The relationship is going to be strained further by the new Foreign Relations law passed in federal parliament on December 8 that gives the foreign minister powers to veto any agreement signed with a foreign government agency by state governments, universities and other government agencies. One of the projects that could face veto would be an agreement between the Victorian state government and China for state companies to join China’s flagship BRI project. Another area that will come under federal government scrutiny will be Confucius Institutes that have been set up with Australian universities.
Stan Grant, ABC’s international affairs analyst and Professor of Global Affairs at Griffiths University, argues in a posting on ABC’s website, that “too much debate is driven by commentators with scant lived experience or knowledge of China.
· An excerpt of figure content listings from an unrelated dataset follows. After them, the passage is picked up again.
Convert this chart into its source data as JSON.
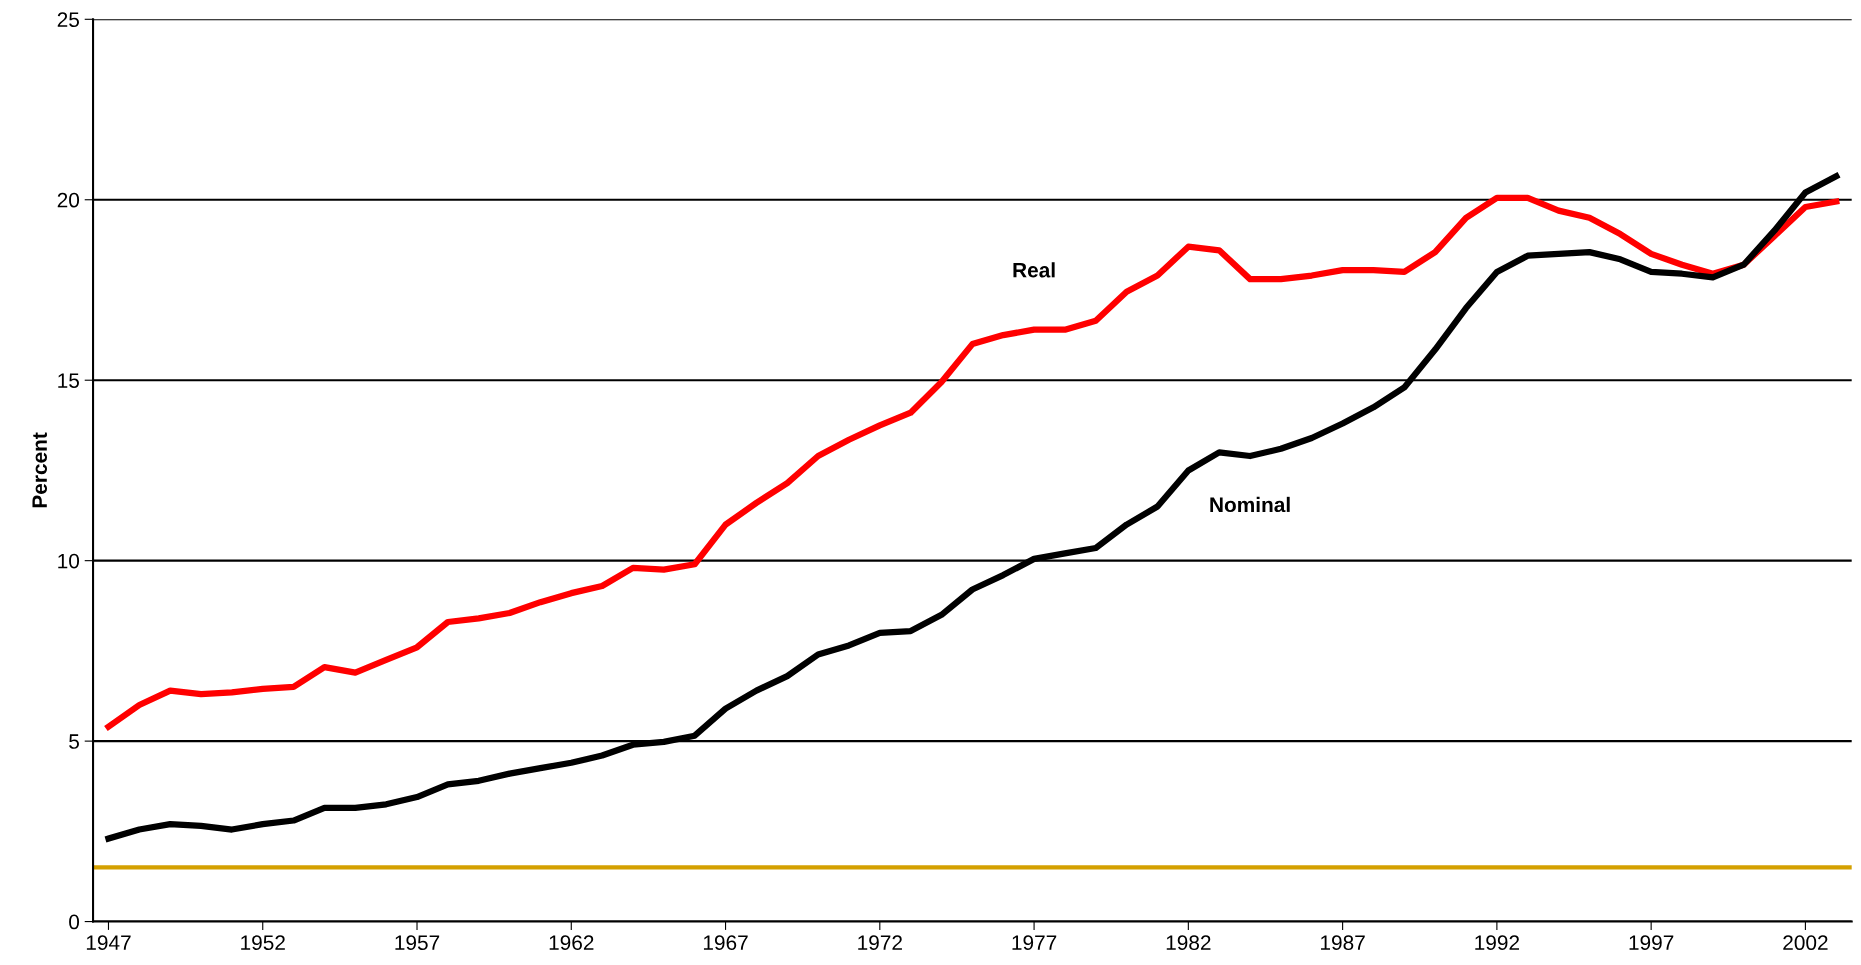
{
  "chart_data": {
    "type": "line",
    "ylabel": "Percent",
    "x": [
      1947,
      1948,
      1949,
      1950,
      1951,
      1952,
      1953,
      1954,
      1955,
      1956,
      1957,
      1958,
      1959,
      1960,
      1961,
      1962,
      1963,
      1964,
      1965,
      1966,
      1967,
      1968,
      1969,
      1970,
      1971,
      1972,
      1973,
      1974,
      1975,
      1976,
      1977,
      1978,
      1979,
      1980,
      1981,
      1982,
      1983,
      1984,
      1985,
      1986,
      1987,
      1988,
      1989,
      1990,
      1991,
      1992,
      1993,
      1994,
      1995,
      1996,
      1997,
      1998,
      1999,
      2000,
      2001,
      2002,
      2003
    ],
    "series": [
      {
        "name": "Real",
        "color": "#ff0000",
        "values": [
          5.4,
          6.0,
          6.4,
          6.3,
          6.35,
          6.45,
          6.5,
          7.05,
          6.9,
          7.25,
          7.6,
          8.3,
          8.4,
          8.55,
          8.85,
          9.1,
          9.3,
          9.8,
          9.75,
          9.9,
          11.0,
          11.6,
          12.15,
          12.9,
          13.35,
          13.75,
          14.1,
          14.95,
          16.0,
          16.25,
          16.4,
          16.4,
          16.65,
          17.45,
          17.9,
          18.7,
          18.6,
          17.8,
          17.8,
          17.9,
          18.05,
          18.05,
          18.0,
          18.55,
          19.5,
          20.05,
          20.05,
          19.7,
          19.5,
          19.05,
          18.5,
          18.2,
          17.95,
          18.2,
          19.0,
          19.8,
          19.95
        ]
      },
      {
        "name": "Nominal",
        "color": "#000000",
        "values": [
          2.3,
          2.55,
          2.7,
          2.65,
          2.55,
          2.7,
          2.8,
          3.15,
          3.15,
          3.25,
          3.45,
          3.8,
          3.9,
          4.1,
          4.25,
          4.4,
          4.6,
          4.9,
          4.98,
          5.15,
          5.9,
          6.4,
          6.8,
          7.4,
          7.65,
          8.0,
          8.05,
          8.5,
          9.2,
          9.6,
          10.05,
          10.2,
          10.35,
          11.0,
          11.5,
          12.5,
          13.0,
          12.9,
          13.1,
          13.4,
          13.8,
          14.25,
          14.8,
          15.85,
          17.0,
          18.0,
          18.45,
          18.5,
          18.55,
          18.35,
          18.0,
          17.95,
          17.85,
          18.2,
          19.15,
          20.2,
          20.65
        ]
      }
    ],
    "ref_lines": [
      {
        "axis": "y",
        "value": 1.5,
        "color": "#d4a000"
      }
    ],
    "xlim": [
      1946.5,
      2003.5
    ],
    "xticks": [
      1947,
      1952,
      1957,
      1962,
      1967,
      1972,
      1977,
      1982,
      1987,
      1992,
      1997,
      2002
    ],
    "ylim": [
      0,
      25
    ],
    "yticks": [
      0,
      5,
      10,
      15,
      20,
      25
    ],
    "grid": "y",
    "legend": false,
    "marker": "none",
    "line_style": "solid"
  }
}
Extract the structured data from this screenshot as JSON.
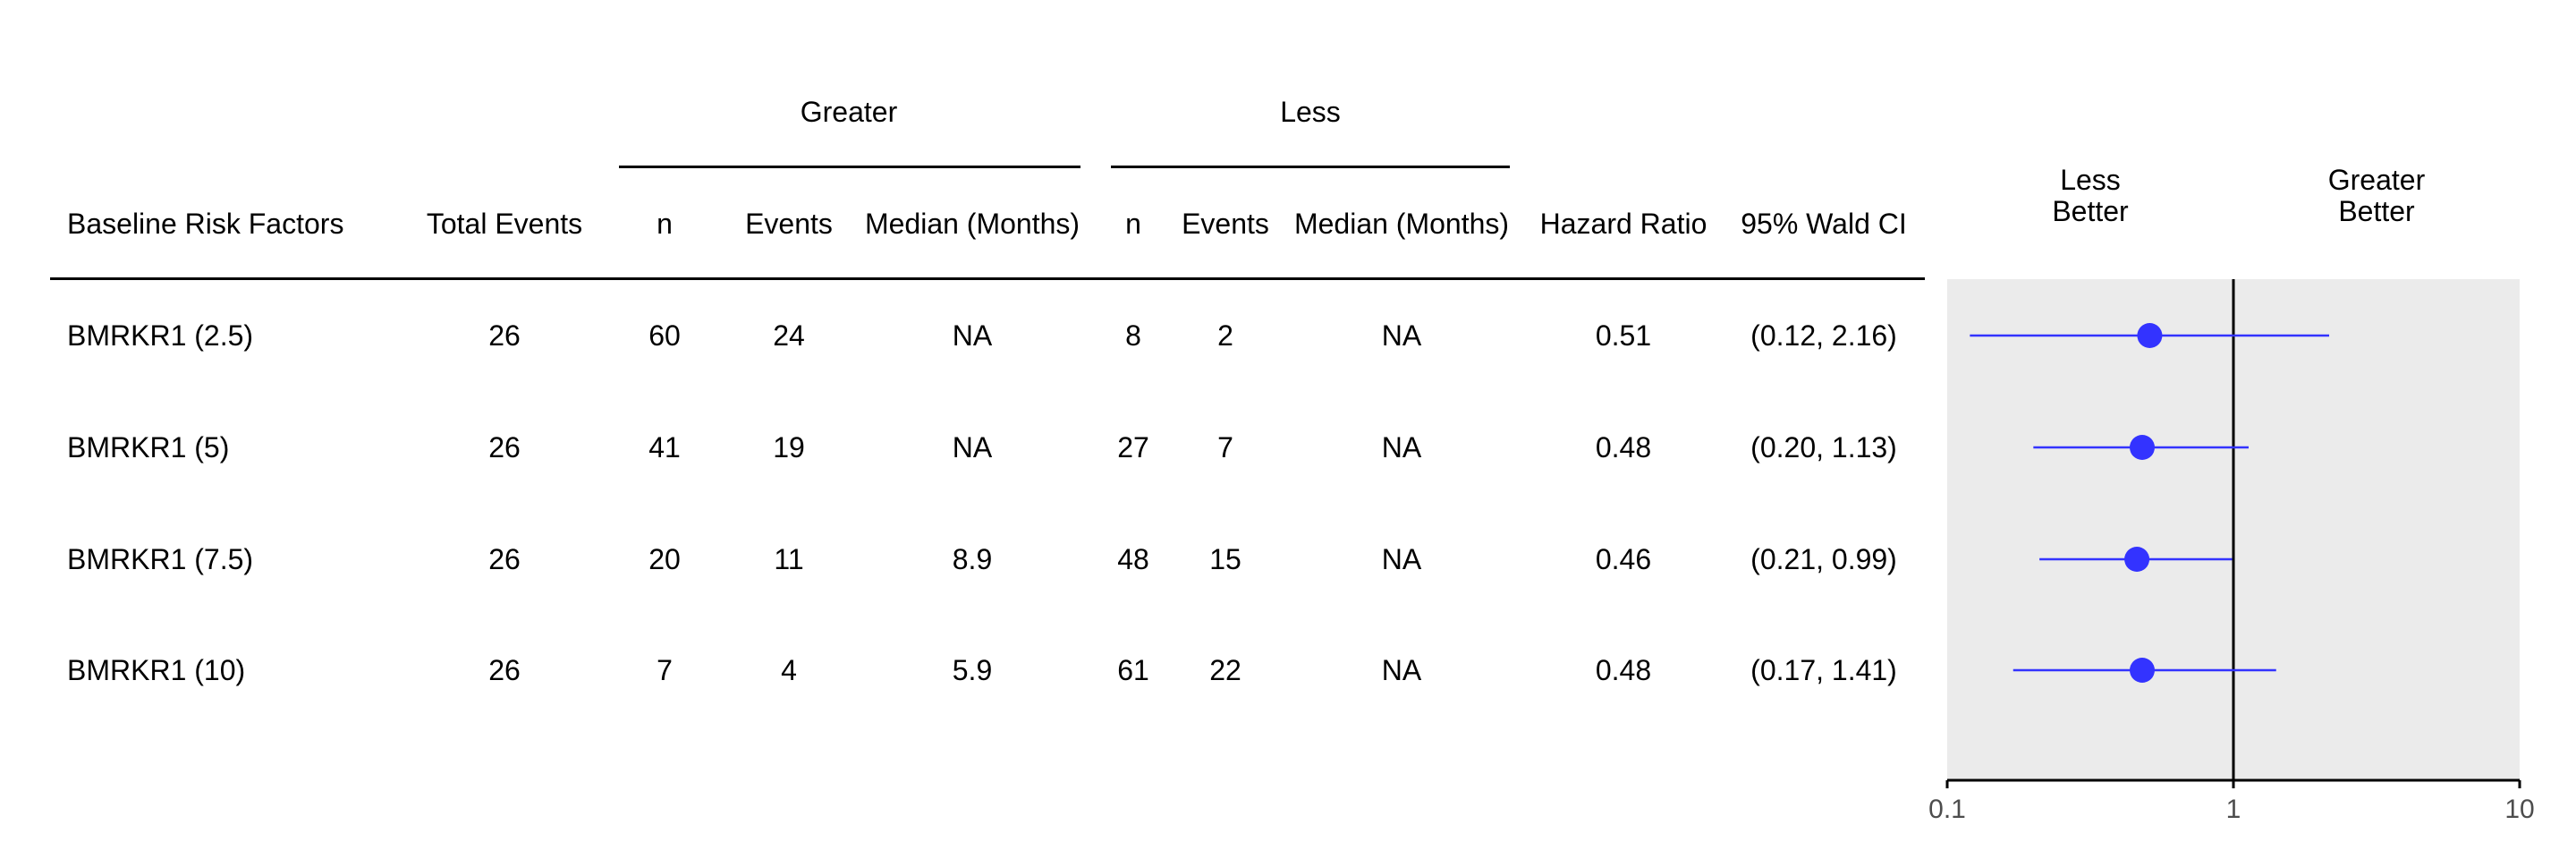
{
  "table": {
    "group_headers": {
      "greater": "Greater",
      "less": "Less"
    },
    "columns": {
      "factor": "Baseline Risk Factors",
      "total_events": "Total Events",
      "greater_n": "n",
      "greater_events": "Events",
      "greater_median": "Median (Months)",
      "less_n": "n",
      "less_events": "Events",
      "less_median": "Median (Months)",
      "hr": "Hazard Ratio",
      "ci": "95% Wald CI"
    },
    "rows": [
      {
        "factor": "BMRKR1 (2.5)",
        "total_events": "26",
        "greater_n": "60",
        "greater_events": "24",
        "greater_median": "NA",
        "less_n": "8",
        "less_events": "2",
        "less_median": "NA",
        "hr": "0.51",
        "ci": "(0.12, 2.16)"
      },
      {
        "factor": "BMRKR1 (5)",
        "total_events": "26",
        "greater_n": "41",
        "greater_events": "19",
        "greater_median": "NA",
        "less_n": "27",
        "less_events": "7",
        "less_median": "NA",
        "hr": "0.48",
        "ci": "(0.20, 1.13)"
      },
      {
        "factor": "BMRKR1 (7.5)",
        "total_events": "26",
        "greater_n": "20",
        "greater_events": "11",
        "greater_median": "8.9",
        "less_n": "48",
        "less_events": "15",
        "less_median": "NA",
        "hr": "0.46",
        "ci": "(0.21, 0.99)"
      },
      {
        "factor": "BMRKR1 (10)",
        "total_events": "26",
        "greater_n": "7",
        "greater_events": "4",
        "greater_median": "5.9",
        "less_n": "61",
        "less_events": "22",
        "less_median": "NA",
        "hr": "0.48",
        "ci": "(0.17, 1.41)"
      }
    ]
  },
  "forest_headers": {
    "left_line1": "Less",
    "left_line2": "Better",
    "right_line1": "Greater",
    "right_line2": "Better"
  },
  "colors": {
    "point": "#3333ff",
    "panel_bg": "#ebebeb",
    "axis_text": "#4d4d4d"
  },
  "chart_data": {
    "type": "scatter",
    "subtype": "forest",
    "x_scale": "log10",
    "xlim": [
      0.1,
      10
    ],
    "x_ticks": [
      0.1,
      1,
      10
    ],
    "x_tick_labels": [
      "0.1",
      "1",
      "10"
    ],
    "reference_line": 1,
    "categories": [
      "BMRKR1 (2.5)",
      "BMRKR1 (5)",
      "BMRKR1 (7.5)",
      "BMRKR1 (10)"
    ],
    "estimates": [
      0.51,
      0.48,
      0.46,
      0.48
    ],
    "ci_lower": [
      0.12,
      0.2,
      0.21,
      0.17
    ],
    "ci_upper": [
      2.16,
      1.13,
      0.99,
      1.41
    ],
    "grid": false,
    "legend": "none"
  }
}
Like it or not, China is a big power, we need to understand it to strengthen ourselves.”
Grant, an indigenous Australian, has worked as an international correspondent for CNN from Hong Kong and Beijing. He argues that Australian politicians lack a coherent China strategy. “We have grown used to an American-led world and now we are seeing the limits of that,” Grant notes. “The world is just waking up to how we deal with the emergence of an authoritarian superpower.” He also argues that Xi Jinping is a powerful leader who wants to realize a Chinese dream of a “return of China to the apex of global power” and while doing it, he wants to ensure the survival of the Chinese Communist Party.
“Can we live with that? If we can’t, what will we do?” Grant asks, adding, “that’s our short-term challenge and it will define what Australia and the world will look like in 100 years’ time.”